Un joven que desarrolla su sensibilidad de adulto, al margen de estereotipos y convenciones, ofreciendo así un nuevo paradigma masculino en el que hay que negociar las faenas domésticas según las circunstancias. Alguien que contempla la compleja emotividad femenina desde la perplejidad y la fascinación:

 Es evidente que aquí vive una mujer: todo está lleno de trastos inútiles, candelabros, tapetes de encaje, incienso, cojines, libros y fotos, que he de tener cuidado para no mover de su sitio… Cap. 10.

 Las mujeres tienen memoria de elefante y son muy sensibles al poder de todo lo insólito que pueda haber sucedido en sus familias a lo largo de los últimos doscientos años… Cap. dieciocho.

 Estoy intentando comprender cómo piensan las mujeres y llego a la conclusión de que la vida emocional de Anna debe de ser más compleja y variada que la de los chicos que conozco… Cap. 60.

El protagonista concluye:

 Ser hombre es poderle decir a una mujer que no tiene de qué preocuparse. Cap. 50.

  La delicada, compleja interacción, muchas veces silenciosa, entre los personajes, sus almas y sus cuerpos, constituye la interesante sustancia de esta obra exótica y encantadora, en la que todo el mundo es bueno, como rosas cándidas (flores de un rosal sin espinas), incluido por supuesto el prior del monasterio, el padre Tomás, discreto bebedor, políglota y cinéfilo.

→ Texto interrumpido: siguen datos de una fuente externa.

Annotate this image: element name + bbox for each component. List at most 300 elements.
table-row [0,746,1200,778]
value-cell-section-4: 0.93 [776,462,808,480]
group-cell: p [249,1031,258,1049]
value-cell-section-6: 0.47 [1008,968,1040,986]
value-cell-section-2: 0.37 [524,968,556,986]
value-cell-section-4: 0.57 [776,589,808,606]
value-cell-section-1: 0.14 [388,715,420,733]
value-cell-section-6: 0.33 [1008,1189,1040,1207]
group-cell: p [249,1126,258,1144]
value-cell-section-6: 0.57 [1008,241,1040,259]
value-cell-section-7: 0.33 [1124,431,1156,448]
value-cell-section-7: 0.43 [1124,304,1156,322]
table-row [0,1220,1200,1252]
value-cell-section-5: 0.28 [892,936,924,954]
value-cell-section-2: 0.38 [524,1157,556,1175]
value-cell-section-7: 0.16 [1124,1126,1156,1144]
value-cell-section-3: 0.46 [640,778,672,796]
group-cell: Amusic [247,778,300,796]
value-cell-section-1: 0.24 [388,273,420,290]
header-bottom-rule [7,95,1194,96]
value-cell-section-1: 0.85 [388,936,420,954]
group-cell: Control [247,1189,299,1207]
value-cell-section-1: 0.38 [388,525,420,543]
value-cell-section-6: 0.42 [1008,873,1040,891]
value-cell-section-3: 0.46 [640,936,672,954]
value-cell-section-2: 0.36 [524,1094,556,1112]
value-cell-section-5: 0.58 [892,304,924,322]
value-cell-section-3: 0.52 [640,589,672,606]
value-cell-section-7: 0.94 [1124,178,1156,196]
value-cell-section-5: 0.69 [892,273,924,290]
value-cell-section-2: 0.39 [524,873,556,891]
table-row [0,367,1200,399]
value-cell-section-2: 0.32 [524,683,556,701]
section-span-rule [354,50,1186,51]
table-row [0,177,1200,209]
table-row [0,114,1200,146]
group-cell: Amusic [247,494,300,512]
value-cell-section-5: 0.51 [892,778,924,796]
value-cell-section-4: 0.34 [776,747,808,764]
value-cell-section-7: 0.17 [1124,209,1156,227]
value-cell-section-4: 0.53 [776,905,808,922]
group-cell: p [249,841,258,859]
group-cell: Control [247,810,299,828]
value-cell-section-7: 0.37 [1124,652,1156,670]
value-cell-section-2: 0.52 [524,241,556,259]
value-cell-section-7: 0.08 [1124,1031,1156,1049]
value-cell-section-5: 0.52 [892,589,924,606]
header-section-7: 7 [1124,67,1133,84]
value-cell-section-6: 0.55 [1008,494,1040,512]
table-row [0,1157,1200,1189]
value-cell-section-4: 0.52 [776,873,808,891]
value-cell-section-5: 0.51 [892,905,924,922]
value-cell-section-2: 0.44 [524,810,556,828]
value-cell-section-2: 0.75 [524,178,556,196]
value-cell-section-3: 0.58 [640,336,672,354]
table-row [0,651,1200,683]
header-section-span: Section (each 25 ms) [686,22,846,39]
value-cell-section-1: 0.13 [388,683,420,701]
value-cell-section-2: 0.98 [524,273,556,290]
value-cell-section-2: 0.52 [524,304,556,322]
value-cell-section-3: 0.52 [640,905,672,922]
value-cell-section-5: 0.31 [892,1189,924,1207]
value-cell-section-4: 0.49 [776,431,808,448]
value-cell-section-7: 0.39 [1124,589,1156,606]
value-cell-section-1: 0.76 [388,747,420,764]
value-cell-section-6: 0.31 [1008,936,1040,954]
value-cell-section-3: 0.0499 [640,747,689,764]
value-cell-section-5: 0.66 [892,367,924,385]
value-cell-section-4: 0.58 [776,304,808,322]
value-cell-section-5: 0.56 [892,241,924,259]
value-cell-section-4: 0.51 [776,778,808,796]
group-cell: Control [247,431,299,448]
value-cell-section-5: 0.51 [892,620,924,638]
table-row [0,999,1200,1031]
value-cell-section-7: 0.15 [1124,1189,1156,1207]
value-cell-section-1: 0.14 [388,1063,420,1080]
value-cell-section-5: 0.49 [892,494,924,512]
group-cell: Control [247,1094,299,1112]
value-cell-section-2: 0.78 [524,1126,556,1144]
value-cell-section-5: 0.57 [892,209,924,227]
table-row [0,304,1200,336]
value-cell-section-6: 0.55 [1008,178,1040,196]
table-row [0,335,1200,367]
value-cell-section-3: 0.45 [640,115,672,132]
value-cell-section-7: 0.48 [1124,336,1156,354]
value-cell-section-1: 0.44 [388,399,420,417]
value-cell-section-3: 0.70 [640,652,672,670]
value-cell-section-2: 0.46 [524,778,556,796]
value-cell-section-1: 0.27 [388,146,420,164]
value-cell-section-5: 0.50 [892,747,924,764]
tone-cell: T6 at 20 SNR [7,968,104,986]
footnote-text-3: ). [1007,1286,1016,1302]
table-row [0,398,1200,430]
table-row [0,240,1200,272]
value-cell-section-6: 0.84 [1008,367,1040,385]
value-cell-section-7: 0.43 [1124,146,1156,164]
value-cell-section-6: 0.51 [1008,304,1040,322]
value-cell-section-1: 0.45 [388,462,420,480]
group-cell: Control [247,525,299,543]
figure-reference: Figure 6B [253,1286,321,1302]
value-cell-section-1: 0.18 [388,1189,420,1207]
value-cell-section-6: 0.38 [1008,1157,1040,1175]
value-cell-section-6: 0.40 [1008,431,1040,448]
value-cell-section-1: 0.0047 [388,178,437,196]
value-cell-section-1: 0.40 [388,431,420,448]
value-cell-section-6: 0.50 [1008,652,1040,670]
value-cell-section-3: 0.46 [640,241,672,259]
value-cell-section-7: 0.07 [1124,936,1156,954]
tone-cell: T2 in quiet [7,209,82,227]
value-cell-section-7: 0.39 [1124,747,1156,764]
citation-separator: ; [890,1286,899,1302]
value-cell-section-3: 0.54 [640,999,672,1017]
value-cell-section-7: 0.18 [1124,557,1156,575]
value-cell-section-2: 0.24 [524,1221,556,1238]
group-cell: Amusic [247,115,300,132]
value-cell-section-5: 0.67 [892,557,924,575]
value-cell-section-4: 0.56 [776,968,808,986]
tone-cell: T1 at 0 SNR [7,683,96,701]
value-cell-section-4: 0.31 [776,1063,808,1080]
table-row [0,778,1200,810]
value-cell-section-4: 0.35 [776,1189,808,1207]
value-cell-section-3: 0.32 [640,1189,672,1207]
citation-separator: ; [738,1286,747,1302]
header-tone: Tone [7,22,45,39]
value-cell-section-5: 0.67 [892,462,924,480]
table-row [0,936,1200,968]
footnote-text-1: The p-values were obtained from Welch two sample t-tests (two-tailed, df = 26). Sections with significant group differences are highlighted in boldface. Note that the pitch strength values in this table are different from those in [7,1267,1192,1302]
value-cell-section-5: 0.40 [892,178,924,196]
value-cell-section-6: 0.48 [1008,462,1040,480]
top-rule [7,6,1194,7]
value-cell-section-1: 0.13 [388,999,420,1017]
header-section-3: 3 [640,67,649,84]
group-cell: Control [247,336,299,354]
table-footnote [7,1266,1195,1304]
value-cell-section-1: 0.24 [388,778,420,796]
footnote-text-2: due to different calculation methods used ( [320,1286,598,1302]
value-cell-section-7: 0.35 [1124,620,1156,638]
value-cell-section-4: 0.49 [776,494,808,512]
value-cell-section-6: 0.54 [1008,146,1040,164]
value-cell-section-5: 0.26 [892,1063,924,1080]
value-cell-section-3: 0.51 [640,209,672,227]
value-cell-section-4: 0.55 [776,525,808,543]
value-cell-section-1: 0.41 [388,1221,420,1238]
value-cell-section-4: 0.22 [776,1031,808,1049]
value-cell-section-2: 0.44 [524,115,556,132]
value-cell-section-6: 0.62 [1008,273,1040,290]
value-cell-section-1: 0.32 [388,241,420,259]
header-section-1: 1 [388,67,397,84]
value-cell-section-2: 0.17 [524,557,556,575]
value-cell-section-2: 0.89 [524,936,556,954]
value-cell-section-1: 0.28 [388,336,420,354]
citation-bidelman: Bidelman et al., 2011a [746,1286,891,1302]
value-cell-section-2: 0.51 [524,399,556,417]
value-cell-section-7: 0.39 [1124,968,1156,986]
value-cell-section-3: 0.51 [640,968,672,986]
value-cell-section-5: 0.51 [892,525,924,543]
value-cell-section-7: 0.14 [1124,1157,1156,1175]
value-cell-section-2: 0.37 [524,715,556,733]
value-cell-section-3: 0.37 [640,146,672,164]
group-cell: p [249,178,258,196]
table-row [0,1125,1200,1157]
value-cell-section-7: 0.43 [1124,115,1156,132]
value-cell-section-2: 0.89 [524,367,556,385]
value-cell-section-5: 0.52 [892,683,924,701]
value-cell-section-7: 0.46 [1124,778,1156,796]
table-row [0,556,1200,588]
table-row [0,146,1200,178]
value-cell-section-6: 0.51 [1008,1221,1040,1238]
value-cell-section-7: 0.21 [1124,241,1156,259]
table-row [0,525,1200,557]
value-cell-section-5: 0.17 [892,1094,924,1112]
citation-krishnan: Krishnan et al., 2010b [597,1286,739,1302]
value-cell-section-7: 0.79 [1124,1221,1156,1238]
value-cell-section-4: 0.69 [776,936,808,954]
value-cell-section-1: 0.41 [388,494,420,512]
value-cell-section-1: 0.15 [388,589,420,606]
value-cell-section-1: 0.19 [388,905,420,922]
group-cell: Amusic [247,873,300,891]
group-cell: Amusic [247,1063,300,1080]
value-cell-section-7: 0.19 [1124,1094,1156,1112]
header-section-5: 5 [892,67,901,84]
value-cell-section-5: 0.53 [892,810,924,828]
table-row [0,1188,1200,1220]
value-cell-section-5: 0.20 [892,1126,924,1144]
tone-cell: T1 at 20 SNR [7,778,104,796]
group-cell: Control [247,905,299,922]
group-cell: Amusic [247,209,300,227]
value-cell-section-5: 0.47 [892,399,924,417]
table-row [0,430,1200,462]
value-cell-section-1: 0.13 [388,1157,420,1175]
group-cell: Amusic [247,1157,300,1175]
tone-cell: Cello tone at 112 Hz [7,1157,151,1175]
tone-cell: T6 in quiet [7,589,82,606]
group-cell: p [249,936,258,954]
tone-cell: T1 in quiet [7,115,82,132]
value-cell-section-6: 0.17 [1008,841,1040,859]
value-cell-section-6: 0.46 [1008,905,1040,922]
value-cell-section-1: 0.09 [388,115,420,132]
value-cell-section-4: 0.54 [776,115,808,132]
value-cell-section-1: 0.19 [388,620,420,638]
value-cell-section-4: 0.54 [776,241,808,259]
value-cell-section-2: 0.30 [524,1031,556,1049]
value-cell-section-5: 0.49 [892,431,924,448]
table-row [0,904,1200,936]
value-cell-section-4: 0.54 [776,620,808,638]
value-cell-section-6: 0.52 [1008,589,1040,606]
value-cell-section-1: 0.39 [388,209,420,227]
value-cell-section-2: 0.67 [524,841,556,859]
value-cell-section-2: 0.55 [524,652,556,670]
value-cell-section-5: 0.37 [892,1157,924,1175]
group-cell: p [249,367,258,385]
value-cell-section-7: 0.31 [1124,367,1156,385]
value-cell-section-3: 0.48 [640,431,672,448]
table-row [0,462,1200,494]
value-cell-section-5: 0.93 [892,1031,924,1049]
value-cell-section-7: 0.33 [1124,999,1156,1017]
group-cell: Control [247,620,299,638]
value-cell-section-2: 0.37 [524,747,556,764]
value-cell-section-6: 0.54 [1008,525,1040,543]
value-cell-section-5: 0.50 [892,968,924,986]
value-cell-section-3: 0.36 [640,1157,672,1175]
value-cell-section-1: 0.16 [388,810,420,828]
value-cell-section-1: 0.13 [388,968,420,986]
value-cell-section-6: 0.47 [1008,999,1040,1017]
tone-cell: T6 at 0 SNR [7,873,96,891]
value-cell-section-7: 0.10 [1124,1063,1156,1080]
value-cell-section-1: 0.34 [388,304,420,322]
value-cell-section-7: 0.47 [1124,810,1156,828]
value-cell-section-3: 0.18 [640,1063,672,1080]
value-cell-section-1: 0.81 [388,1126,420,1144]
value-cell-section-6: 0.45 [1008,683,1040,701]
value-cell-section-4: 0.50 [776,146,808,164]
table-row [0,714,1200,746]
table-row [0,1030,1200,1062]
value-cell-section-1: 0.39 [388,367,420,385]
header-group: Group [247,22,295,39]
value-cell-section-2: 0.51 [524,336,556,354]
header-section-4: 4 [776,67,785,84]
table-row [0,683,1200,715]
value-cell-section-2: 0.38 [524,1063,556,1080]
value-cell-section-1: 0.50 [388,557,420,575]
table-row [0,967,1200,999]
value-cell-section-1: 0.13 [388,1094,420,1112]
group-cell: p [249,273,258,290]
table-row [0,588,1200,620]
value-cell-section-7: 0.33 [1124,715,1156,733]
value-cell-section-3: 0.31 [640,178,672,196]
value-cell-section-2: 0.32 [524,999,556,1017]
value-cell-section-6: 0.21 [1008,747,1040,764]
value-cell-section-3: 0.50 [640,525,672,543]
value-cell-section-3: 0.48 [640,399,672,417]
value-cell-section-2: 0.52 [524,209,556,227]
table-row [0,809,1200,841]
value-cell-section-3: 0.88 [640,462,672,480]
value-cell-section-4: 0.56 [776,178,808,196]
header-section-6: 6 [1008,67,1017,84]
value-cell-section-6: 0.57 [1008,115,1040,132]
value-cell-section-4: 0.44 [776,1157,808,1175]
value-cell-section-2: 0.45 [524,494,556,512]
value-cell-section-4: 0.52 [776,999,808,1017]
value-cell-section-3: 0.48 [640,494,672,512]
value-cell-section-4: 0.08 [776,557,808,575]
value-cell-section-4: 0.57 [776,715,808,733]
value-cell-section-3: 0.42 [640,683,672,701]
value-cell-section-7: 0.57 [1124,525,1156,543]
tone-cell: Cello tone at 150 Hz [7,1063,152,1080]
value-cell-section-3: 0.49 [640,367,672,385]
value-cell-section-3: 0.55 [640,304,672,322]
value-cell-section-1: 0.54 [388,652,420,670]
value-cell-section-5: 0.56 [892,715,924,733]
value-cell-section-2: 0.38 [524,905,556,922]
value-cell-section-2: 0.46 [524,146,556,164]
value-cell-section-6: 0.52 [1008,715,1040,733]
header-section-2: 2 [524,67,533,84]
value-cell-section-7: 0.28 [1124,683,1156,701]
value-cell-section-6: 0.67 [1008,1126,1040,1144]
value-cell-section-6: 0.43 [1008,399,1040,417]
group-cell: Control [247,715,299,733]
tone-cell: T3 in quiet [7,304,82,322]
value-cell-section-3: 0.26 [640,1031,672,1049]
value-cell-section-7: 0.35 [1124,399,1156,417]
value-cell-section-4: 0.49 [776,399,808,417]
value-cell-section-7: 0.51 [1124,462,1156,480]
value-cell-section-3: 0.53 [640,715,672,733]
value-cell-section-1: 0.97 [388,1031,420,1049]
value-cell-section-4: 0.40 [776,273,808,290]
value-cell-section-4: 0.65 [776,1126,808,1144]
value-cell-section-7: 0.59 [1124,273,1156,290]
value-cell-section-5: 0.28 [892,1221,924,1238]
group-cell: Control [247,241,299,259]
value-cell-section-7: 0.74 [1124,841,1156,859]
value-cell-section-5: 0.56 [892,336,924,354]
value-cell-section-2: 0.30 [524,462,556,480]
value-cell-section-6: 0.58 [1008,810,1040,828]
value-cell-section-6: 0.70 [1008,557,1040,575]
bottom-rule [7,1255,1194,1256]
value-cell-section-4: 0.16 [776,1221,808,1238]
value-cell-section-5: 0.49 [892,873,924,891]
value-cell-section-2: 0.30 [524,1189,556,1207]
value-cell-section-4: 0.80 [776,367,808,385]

Los monjes, más interesados por los libros, se han olvidado del jardín, con su rosaleda en la que florecieron centenares de especies de rosas, algunas rarísimas, más que en ninguna otro jardín del mundo. Pero, tras el trabajo del jardinero protagonista, descubren lo saludable que es salir y disfrutar de su jardín, que acabarán pensando en abrir la público e incluso al turismo.

Todos los personajes parecen nadar en una burbuja pacificada y mística (como la rosa de ocho pétalos que el protagonista quiere plantar en el jardín remoto), en la que los iconos religiosos adquieren un nuevo sentido y valor, al margen de los viejos dogmas, un sentido que se confunde con el de la infancia de Flora Sol, la hija del protagonista, una vida que florece, a pesar de los intereses diversos de los protagonistas, contra el viento y la marea del individualismo al uso, y en mitad de una sociedad envejecida.